Call me “murphy.”
I’m in the midst of one of the biggest life crises anyone could ever have.
I’m a stay-at-home father of two boys, 9 and 12. That’s my primary job, anyway. The eldest was born in March 2004; the youngest in October 2007. My wife, Demi, is an attractive, hard-charging insurance executive in Portland, Oregon. We’ve been together since 1996.
We live in Vancouver, Washington, located just across the scenic Columbia River from Portland, in an affluent neighborhood where the cars are all flashy and the schools are all stellar. We’ve lived here for almost two years, after moving from the small town of Battle Ground, where our family thrived together for ten years.
At present, our boys are really great students. They are both at the top of their classes in the most important subjects, and they appear to be developing a sense of responsibility that will last a lifetime. They are also very civil to each other, something not always expected from male siblings.
The eldest, Lee, has played soccer (not his jam), and has run both cross-country and track. While he isn’t the fastest guy in his sports, I’m especially proud that he’s no quitter. He’s dark-haired and dark-eyed and growing to be quite handsome. He wakes himself every morning at 5:30 am, takes his shower, has breakfast, and gets himself ready for school—all without parental prodding. For at least the last two or three years, I’ve never had to check to make sure his homework has been completed, because it always has. People who’ve come to know him describe him as intellectual, responsible, kind, gentle, and compassionate. Lee is clearly on the path to becoming a great man.
My youngest son, Sam, is physically small for his age, and that’s a challenge for him. I’ve taught him to understand that it won’t be forever. Sam is blond and very fair. His bright eyes are so strikingly blue that his freckle-dusted face often arrests the gaze of passersby. He likes to play soccer, and like his brother, he’s no quitter, either. Third Grade in Washington is the first year for “real” grades, and initial reports from the teacher indicate that he is developing into a top student, just like his brother. His habits are developing well. Although we still need to remind him about homework, he’s developed a wonderful habit of reading for up to an hour after climbing in bed at night. He’s getting results: his teacher said he’s by far the best reader in the class at 105 words per minute with 100% accuracy. Again, some things have been going very well.
Now for the bad news.
In March 2016, Demi chose to be unfaithful to me after 20 years together. Chose. That’s the operative word here. Chose. And not just once. Since then, I’ve been deceived repeatedly—so many times that the situation might best be described as “grotesque.” I’m deeply hurt and angry, my masculinity stomped and crushed. I’ve lost the connection I once had with her, and, although we still live under the same roof, I can’t see a path back to her. I’ve resigned myself to my greatest fear—losing her forever. She was the one and only person in my life whom I ever regarded as my true love, my best friend and my soulmate. She was even my drinking buddy. She’s also the capable mother of my two intelligent, charismatic sons. The entire situation makes me deeply sad. Even if she returned to me repentant and contrite, I’m not sure whether I could ever love her again as a man should love his woman.

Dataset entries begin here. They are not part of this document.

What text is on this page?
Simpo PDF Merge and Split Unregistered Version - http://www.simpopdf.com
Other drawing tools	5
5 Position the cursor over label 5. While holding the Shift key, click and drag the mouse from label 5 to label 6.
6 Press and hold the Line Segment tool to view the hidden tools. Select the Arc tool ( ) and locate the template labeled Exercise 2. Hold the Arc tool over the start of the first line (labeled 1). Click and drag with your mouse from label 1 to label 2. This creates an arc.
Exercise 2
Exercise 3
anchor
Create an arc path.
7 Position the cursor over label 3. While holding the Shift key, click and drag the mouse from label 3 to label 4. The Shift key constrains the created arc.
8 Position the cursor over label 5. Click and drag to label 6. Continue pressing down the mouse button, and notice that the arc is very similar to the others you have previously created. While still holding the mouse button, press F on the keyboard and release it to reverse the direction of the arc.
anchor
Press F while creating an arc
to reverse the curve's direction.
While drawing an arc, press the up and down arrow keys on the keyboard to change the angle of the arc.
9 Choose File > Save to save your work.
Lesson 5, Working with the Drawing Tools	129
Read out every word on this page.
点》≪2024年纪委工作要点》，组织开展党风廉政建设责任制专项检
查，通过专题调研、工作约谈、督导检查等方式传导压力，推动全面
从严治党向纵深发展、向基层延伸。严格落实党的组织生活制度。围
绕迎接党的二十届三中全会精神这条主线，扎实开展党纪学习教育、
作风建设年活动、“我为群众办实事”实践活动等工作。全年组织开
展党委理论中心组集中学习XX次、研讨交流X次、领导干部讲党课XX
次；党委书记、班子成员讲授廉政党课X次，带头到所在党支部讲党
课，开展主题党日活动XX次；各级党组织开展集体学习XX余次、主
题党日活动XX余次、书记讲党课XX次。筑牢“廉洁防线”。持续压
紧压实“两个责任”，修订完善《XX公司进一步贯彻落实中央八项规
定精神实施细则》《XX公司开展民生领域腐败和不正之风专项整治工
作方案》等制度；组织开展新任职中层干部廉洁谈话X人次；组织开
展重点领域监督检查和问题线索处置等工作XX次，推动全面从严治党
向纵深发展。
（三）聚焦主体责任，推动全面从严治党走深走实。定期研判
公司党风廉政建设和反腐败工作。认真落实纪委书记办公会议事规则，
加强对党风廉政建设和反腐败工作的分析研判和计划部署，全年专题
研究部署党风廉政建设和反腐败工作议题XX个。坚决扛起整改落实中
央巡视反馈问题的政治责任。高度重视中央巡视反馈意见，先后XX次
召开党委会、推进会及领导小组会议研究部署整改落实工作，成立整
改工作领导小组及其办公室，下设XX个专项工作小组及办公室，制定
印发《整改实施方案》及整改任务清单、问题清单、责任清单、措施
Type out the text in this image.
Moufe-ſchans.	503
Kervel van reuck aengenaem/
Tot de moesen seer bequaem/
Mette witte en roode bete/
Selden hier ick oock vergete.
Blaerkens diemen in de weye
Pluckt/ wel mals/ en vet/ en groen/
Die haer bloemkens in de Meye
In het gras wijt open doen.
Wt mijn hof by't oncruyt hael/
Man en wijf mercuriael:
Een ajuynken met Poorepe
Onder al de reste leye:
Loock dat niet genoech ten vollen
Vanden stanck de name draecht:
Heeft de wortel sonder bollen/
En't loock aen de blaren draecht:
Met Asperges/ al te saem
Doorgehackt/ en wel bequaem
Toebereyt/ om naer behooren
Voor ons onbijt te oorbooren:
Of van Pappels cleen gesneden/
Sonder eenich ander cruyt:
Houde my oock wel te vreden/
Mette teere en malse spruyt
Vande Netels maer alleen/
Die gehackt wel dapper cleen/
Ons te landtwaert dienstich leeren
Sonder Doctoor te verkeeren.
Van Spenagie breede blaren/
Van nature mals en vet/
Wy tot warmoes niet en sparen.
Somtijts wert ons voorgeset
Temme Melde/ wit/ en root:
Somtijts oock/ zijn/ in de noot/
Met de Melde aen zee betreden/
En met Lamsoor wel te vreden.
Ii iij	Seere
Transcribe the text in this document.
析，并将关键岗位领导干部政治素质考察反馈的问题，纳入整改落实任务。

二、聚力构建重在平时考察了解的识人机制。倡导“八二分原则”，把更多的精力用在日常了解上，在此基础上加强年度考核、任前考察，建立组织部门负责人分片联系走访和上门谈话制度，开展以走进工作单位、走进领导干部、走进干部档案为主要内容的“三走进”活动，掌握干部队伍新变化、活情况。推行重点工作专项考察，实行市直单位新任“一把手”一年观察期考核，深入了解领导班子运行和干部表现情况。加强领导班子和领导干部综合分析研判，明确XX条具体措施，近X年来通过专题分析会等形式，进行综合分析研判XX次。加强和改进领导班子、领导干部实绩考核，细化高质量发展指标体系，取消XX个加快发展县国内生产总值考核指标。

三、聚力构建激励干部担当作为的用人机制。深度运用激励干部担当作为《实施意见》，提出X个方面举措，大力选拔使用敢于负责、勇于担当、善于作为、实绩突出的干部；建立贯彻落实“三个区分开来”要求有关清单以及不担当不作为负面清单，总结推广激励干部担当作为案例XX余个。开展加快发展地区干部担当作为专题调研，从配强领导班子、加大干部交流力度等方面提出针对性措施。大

Something happened to our little dream. And this is our story.
Our story has all the twists and intrigues of an international spy thriller—it’s a story full of passion and anger, intrusion, mistreatment, violence, and imprisonment. It hasn’t been good for me, for her, or for our children, and I know I must eventually bring it all to an end. My finger is on the trigger, but I can’t seem to pull it…
I will begin our story by owning my own truth—my battles with depression and intellectual boredom; letting myself fall into poor health and indolence; difficulties controlling my emotions during the past seven months; and my attempts to assert control over my wife and my marriage situation when I should have just let go, turned my back, and walked away.
Our story is one of compassion and rage, love and hate, but it’s also about revenge and recklessness. For me, it’s been constant work to drive out the pain and darkness. I have never felt pain like this before. Let me say that again: I have never felt pain like this before. My inner Catholic voice says, “surely, some Good shall come of it.”
There’s an unexpected denouement that has yet to play out—my process of turning the pain and bitterness of my wife’s betrayal into a catalyst for personal change. For the last seven months, I’ve been living a life that wasn’t what I signed up for. It wasn’t what I pictured for my kids. Because of how I’ve reacted to the profound level of trauma thrust on me, I’m a very different person today than I was a short seven months ago. But that’s not all good—I have some new characteristics that are going to make it very difficult for me to trust anyone but myself in the future. I would have imagined that I could have handled this episode in my life gracefully, but I haven’t. Instead, I turned vicious. I regret it, and I’m ashamed about it now, but I wasn’t when I was doing it. In any case, I’m in a better place mentally and physically than I was before, every day refocusing and strengthening a cerebral firewall against the recent past.